Indeed, “it’s very likely that it’s a continuum, meaning that if we were able to check these infants annually or biannually, we might find a progression in their hearing loss,” Dr. Shapiro said. And, “if the group in this study were followed for the next 10 to 20 years, we might see their hearing loss progress even further.”
These findings also suggest that early SHS exposure, be it in utero or during childhood, may be among many environmental factors that, when added together, take a toll on hearing. Unfortunately, said Dr. Lalwani, currently “there’s no good way to tell if there is ongoing deterioration of hearing. These kids may be more susceptible to ear injuries, but right now that’s all conjecture.”
Still, the question resonates. “We sometimes see patients who are more susceptible to noise-induced hearing loss than you would expect; the hearing loss is out of proportion to their noise exposure,” Dr. Shelton explained. “Maybe there’s an environmental factor, such as cigarette smoke, that makes them more vulnerable to this type of noise damage. That’s why I think studying this issue further may be helpful.”

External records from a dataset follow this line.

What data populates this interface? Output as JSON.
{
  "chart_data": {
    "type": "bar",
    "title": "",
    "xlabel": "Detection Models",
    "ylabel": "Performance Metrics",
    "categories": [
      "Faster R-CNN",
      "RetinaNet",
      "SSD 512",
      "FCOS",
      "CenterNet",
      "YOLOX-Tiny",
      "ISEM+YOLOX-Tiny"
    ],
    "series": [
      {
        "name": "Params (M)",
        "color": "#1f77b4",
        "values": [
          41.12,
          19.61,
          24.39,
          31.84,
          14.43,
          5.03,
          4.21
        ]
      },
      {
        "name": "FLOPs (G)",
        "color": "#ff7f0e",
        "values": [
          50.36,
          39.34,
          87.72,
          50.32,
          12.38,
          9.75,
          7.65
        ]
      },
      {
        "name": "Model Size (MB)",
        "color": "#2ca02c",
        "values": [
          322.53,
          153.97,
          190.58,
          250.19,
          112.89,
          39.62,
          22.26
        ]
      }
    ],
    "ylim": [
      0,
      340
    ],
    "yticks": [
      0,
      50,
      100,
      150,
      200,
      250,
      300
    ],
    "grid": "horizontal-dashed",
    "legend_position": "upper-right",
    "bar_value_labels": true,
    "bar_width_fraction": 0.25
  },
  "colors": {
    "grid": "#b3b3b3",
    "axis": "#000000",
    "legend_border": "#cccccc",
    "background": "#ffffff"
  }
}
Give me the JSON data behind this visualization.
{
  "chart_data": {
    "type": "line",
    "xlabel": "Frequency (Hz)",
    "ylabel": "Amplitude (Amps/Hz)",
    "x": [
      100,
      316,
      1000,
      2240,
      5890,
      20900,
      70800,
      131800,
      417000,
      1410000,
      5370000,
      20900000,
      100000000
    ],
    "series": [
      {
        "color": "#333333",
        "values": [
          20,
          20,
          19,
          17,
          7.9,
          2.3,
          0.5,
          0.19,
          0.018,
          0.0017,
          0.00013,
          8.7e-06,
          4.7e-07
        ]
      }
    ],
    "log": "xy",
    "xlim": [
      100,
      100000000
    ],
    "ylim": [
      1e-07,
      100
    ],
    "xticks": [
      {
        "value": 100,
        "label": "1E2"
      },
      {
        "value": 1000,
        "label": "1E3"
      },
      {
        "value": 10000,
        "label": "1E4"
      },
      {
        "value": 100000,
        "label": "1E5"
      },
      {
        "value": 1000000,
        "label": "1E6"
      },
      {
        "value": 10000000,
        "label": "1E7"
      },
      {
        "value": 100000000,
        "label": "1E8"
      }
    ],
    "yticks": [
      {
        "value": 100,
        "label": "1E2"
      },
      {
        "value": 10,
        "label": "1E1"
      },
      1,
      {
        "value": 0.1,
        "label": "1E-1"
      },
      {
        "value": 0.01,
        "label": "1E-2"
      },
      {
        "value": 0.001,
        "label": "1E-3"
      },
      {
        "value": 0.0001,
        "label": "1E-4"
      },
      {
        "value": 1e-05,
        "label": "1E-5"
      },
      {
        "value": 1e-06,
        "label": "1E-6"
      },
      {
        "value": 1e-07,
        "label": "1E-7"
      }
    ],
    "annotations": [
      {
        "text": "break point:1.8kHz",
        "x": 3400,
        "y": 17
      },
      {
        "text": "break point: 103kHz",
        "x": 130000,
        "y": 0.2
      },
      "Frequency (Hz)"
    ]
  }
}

Implications for Otolaryngologists
Otolaryngologists can probably be most helpful in the public message arena, Dr. Shapiro said. “People think about the obvious things associated with smoking, such as pre-term delivery, asthma and all of the respiratory problems, but they don’t really think about hearing as a potential issue. If you have patients who are pregnant, or if you are an otolaryngologist who sees children of women who smoke, I think there needs to be more education on understanding the impact of hearing on child development, language, speech, interaction, school performance, how even changes as subtle as the ones seen in this study may lead to learning issues and memory issues, developmental issues. People who smoke may think their child has normal hearing because she is 3 years old and has passed her hearing test, but she may have already sustained some permanent damage.”
“It’s important to identify risk factors and to ensure that those children are screened,” Dr. Lalwani said. “And, also, to make sure those kids don’t become smokers themselves.”